Some of the paths used in API documentation or when discussing APIs include identifiers for specific resources. Take, for example, the path /products/42. The final segment of the path, 42, is a value that is used to identify a specific product.

When referring to this path in the general sense and without a particular product in mind, it would be written /products/:id. The final segment, :id, is a placeholder for a value to be filled in later. Any value in a path that begins with a colon in this book should be considered a placeholder. Here are a few other examples:

  • /api/:version/products/:id
  • /api/v1/users/:id/profile

It is possible for paths to include multiple placeholders. If a product could have many comments, and the product's path was /products/:id, it is possible that an individual comment's path could be /products/:product_id/comments/:id.

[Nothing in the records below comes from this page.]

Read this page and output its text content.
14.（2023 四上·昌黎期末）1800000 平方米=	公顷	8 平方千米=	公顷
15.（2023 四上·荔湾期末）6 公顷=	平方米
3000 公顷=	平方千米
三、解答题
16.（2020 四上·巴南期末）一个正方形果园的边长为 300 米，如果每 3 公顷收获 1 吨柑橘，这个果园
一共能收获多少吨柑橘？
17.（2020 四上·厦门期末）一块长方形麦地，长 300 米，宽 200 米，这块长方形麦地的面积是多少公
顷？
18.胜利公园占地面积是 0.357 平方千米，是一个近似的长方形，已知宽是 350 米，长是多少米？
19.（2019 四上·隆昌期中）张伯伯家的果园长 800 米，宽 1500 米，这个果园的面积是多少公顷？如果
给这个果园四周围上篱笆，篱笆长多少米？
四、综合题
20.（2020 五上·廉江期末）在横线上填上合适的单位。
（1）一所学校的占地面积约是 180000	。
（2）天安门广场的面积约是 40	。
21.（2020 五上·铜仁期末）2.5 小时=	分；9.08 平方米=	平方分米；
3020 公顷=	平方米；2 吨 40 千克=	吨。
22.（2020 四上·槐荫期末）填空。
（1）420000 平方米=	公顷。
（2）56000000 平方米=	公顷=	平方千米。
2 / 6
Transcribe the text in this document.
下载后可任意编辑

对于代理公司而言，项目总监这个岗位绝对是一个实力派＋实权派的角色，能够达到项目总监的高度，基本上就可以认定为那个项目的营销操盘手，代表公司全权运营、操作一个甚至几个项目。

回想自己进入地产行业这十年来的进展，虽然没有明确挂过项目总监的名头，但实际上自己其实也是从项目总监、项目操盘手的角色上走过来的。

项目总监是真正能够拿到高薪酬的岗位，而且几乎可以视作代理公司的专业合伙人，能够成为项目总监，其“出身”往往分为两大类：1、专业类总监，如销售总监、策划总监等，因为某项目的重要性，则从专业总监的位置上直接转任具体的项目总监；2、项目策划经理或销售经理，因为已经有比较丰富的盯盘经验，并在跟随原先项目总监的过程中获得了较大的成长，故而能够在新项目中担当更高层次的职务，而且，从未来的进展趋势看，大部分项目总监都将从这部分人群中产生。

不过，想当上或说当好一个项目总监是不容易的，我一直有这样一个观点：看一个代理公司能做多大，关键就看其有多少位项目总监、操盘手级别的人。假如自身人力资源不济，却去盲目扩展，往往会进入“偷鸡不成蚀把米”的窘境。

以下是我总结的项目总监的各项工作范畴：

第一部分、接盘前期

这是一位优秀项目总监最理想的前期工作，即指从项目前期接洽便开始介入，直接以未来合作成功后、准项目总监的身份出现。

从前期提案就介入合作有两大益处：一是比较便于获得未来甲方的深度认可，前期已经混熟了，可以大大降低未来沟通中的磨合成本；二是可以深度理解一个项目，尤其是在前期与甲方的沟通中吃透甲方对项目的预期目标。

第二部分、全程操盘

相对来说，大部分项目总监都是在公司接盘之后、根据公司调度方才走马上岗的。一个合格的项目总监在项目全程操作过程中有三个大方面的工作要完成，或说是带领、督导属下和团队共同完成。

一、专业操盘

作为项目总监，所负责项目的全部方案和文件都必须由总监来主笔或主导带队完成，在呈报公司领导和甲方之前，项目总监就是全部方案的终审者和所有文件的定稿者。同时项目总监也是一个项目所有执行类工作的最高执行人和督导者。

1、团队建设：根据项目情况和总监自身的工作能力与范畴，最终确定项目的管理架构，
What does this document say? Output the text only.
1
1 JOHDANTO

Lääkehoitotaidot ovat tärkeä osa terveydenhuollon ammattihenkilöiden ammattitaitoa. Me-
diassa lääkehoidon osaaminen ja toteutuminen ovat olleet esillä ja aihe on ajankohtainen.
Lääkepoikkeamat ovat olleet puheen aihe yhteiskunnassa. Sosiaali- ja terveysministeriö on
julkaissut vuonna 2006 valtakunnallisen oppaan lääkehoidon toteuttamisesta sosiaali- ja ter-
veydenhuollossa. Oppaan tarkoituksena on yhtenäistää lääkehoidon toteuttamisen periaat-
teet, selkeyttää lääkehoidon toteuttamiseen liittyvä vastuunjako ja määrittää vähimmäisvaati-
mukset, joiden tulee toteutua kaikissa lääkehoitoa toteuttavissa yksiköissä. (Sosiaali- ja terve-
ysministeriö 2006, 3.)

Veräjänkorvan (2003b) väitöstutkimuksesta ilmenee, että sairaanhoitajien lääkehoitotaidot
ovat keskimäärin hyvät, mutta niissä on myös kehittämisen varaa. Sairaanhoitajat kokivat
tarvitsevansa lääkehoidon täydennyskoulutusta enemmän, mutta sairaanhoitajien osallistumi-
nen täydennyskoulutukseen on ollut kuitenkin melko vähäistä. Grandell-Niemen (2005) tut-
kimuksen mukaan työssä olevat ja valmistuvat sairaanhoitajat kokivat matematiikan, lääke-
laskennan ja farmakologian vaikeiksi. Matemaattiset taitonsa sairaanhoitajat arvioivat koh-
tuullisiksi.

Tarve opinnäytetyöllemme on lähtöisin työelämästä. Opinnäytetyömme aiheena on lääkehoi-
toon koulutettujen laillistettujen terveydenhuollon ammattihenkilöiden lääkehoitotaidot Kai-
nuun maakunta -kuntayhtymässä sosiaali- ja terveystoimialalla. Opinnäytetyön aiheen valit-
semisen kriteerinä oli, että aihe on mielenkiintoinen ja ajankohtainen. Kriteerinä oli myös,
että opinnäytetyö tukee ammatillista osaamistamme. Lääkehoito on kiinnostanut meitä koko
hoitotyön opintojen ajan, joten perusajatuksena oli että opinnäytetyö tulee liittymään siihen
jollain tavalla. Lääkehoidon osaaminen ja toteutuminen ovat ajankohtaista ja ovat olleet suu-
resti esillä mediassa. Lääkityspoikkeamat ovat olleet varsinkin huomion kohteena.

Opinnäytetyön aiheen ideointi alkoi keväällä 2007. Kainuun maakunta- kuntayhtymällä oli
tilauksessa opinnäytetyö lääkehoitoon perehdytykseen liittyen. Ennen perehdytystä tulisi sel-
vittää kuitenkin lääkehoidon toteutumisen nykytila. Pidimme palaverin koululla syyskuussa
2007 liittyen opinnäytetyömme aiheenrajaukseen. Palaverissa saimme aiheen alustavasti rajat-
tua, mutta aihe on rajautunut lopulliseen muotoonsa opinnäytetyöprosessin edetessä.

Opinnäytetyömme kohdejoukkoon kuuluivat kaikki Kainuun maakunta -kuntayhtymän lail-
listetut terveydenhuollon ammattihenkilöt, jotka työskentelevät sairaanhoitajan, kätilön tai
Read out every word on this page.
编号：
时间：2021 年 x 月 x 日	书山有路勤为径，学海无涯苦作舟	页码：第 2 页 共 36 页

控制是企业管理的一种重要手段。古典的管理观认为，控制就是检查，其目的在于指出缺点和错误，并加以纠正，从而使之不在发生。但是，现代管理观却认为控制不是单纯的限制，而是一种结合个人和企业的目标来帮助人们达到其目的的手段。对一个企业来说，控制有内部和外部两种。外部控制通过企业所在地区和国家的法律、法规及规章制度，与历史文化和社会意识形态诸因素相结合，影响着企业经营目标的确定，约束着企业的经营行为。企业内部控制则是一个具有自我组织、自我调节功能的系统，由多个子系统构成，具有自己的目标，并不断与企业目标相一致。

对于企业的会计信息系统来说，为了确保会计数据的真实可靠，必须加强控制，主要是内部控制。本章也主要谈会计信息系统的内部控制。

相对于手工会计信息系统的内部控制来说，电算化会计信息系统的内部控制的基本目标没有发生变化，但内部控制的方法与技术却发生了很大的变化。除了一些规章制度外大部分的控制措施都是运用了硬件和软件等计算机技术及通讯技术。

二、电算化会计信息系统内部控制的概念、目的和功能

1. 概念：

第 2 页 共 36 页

This form of path can be referred to as nested, because the route for comments, /products/:product_id/comments, is nested underneath the path for a product, /products/:id.

The specific placeholder used within a path isn't important as long as it is unique within the path. It is common for the final identifier to be named :id, while other placeholders have names prefixed with the resource they map to.

Summary

  • Working with web APIs involves working with URLs.
  • URLs represent where a resource is and how it can be accessed.
  • URLs typically contain a scheme, hostname, path, and sometimes a query string.
  • Paths (and URLs) can include placeholders when they are written generically.